Dark Night of the Soul (page 171): Anne, while flattered by her cousin William’s attentions, is confused by Frederick’s sudden departure and greatly disappointed by his absence. She has the stunning epiphany that, despite everything that came before—all the anger, resentment, and frustration on Frederick’s part—he’s jealous of her relationship with William. She needs to somehow tell him that her heart is not attached to any man other than him, but accomplishing this in her constrained society is extremely difficult.
Break into Three (page 171): Jane Austen was never one to trust swift or careless declarations of passion. She would have considered such behavior to be improper. Frederick, if he’s to be believed as a true hero, must display his affection for Anne gradually and with prudence. And she, too, must show her enduring love for him, not as the result of a whim, but as the deep and reasoned longing it truly is. One that has stood the test of time and remained steadfast.
Finale (pages 171 – 223): Anne visits Mrs. Smith again, and she tells Anne what she knows about William Elliot. He had once been a close friend of her late husband, although not a good one.
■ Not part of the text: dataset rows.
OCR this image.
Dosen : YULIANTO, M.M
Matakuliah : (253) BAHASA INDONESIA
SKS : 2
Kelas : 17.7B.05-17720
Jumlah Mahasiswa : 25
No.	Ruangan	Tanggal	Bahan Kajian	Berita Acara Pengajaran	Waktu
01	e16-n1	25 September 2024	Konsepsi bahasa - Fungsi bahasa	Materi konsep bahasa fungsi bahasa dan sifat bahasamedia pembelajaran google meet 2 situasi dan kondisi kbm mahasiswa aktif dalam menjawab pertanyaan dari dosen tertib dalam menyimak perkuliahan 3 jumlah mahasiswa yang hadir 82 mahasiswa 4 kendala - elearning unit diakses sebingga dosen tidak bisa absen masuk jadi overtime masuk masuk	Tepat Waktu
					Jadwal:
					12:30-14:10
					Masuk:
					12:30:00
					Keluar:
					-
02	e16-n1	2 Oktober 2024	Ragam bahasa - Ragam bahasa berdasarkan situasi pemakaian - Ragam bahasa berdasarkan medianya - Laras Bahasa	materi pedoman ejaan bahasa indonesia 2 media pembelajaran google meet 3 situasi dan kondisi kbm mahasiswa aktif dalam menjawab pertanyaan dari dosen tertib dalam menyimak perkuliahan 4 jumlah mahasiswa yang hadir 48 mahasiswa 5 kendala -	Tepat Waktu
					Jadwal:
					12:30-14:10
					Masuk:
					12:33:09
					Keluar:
He led Mr. Smith into living with greater extravagance than he could afford and, as the executor of his will, William refused to do his duty and, instead, left all the debts for her to pay.
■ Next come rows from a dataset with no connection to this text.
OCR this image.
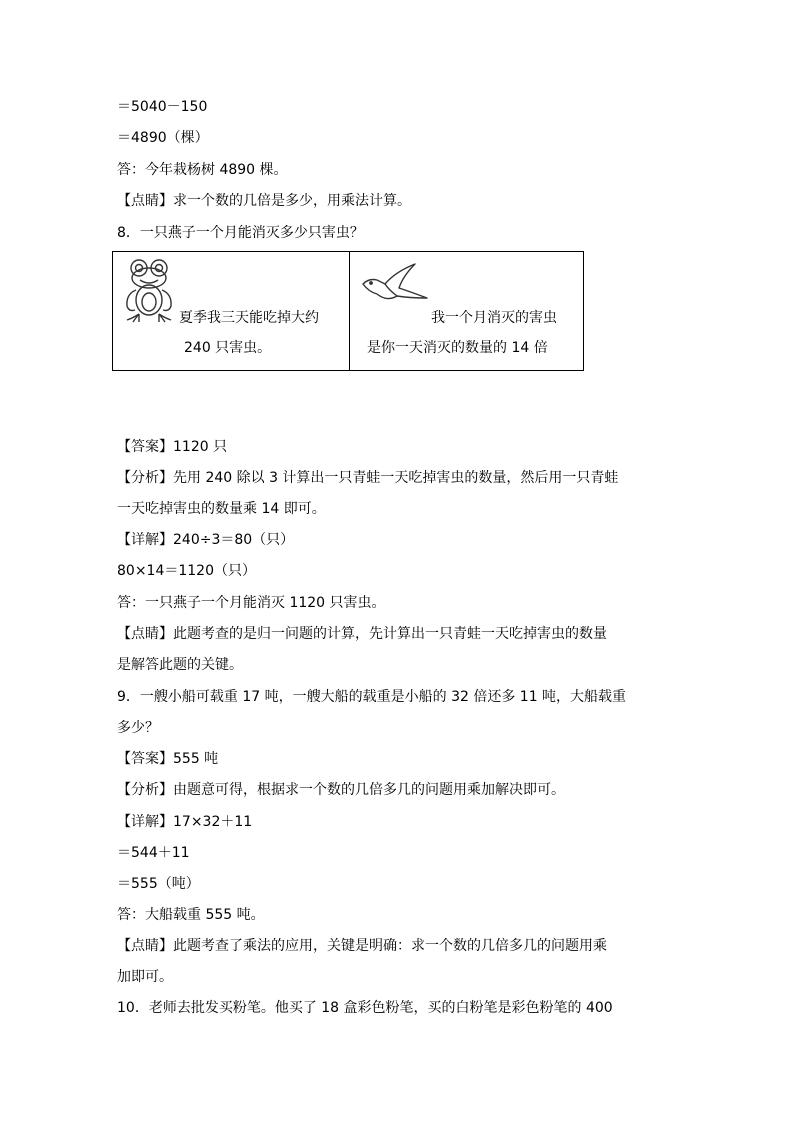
＝5040－150
＝4890（棵）
答：今年栽杨树 4890 棵。
【点睛】求一个数的几倍是多少，用乘法计算。
8．一只燕子一个月能消灭多少只害虫？
夏季我三天能吃掉大约
240 只害虫。
我一个月消灭的害虫
是你一天消灭的数量的 14 倍
【答案】1120 只
【分析】先用 240 除以 3 计算出一只青蛙一天吃掉害虫的数量，然后用一只青蛙
一天吃掉害虫的数量乘 14 即可。
【详解】240÷3＝80（只）
80×14＝1120（只）
答：一只燕子一个月能消灭 1120 只害虫。
【点睛】此题考查的是归一问题的计算，先计算出一只青蛙一天吃掉害虫的数量
是解答此题的关键。
9．一艘小船可载重 17 吨，一艘大船的载重是小船的 32 倍还多 11 吨，大船载重
多少？
【答案】555 吨
【分析】由题意可得，根据求一个数的几倍多几的问题用乘加解决即可。
【详解】17×32＋11
＝544＋11
＝555（吨）
答：大船载重 555 吨。
【点睛】此题考查了乘法的应用，关键是明确：求一个数的几倍多几的问题用乘
加即可。
10．老师去批发买粉笔。他买了 18 盒彩色粉笔，买的白粉笔是彩色粉笔的 400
Now that William has money, thanks to the death of his rich wife, his current plans revolve around wanting the baronet title and Kellynch Hall, both of which he would lose if Sir Walter were to marry Mrs. Clay and have a son with her. Anne is saddened by William’s cold-heartedness, greed, and cunning, but she’s grateful to her friend for the insights.
A few of the Musgroves come to town, happy to be celebrating the joys of life and in search of wedding clothes for Henrietta and Louisa. Their arrival delays Anne’s intention of telling Lady Russell about William’s manipulations, but from the window, Anne spots him and Mrs. Clay having a private conversation outside and wonders what other underhanded schemes are afoot on the streets of Bath.
Anne and Frederick are finally in the same room together but engaged in different activities. Anne and Captain Harville are having a conversation about the constancy of love, while Frederick writes a letter nearby and remains attentive to their discussion, albeit silently. Anne claims women are more faithful than men. That they love longest, even when all hope is gone. Harville opposes this view and says that men have the stronger passions. Nevertheless, they agree to disagree.
During this good-natured conversation, the eavesdropping Frederick is inspired to finally own up to his true feelings for Anne and declares his love for her in one of literature’s most famous and romantic letters: “I can listen no longer in silence. I must speak to you by such means as are within my reach. You pierce my soul. I am half agony, half hope. Tell me that I am not too late, that such precious feelings are gone for ever…”
Frederick hands her this note and walks out the door, leaving Anne to devour the contents and desperately wish to speak with him so she, too, could express her feelings. She manages this feat at last, by making a beeline for home and, en route, finding Frederick. Both confess to each other that their love never wavered. Eight years ago, Anne yielded to duty and broke their engagement, but she could not be similarly persuaded to do anything but follow her own heart now.
Final Image (pages 223 – 228): Anne and Frederick announce their engagement to the world—friends, families, and foes—and the narrator sums up everybody’s reactions. Readers learn that William Elliot was even more dastardly than we thought (with plans to seduce Mrs. Clay to keep her from marrying Sir Walter), that Frederick is able to help Mrs. Smith reclaim some of her lost money, and that he and Anne are delightfully happy and well-suited to marriage. They belong together, just like they (and millions of devoted Austen readers) always knew.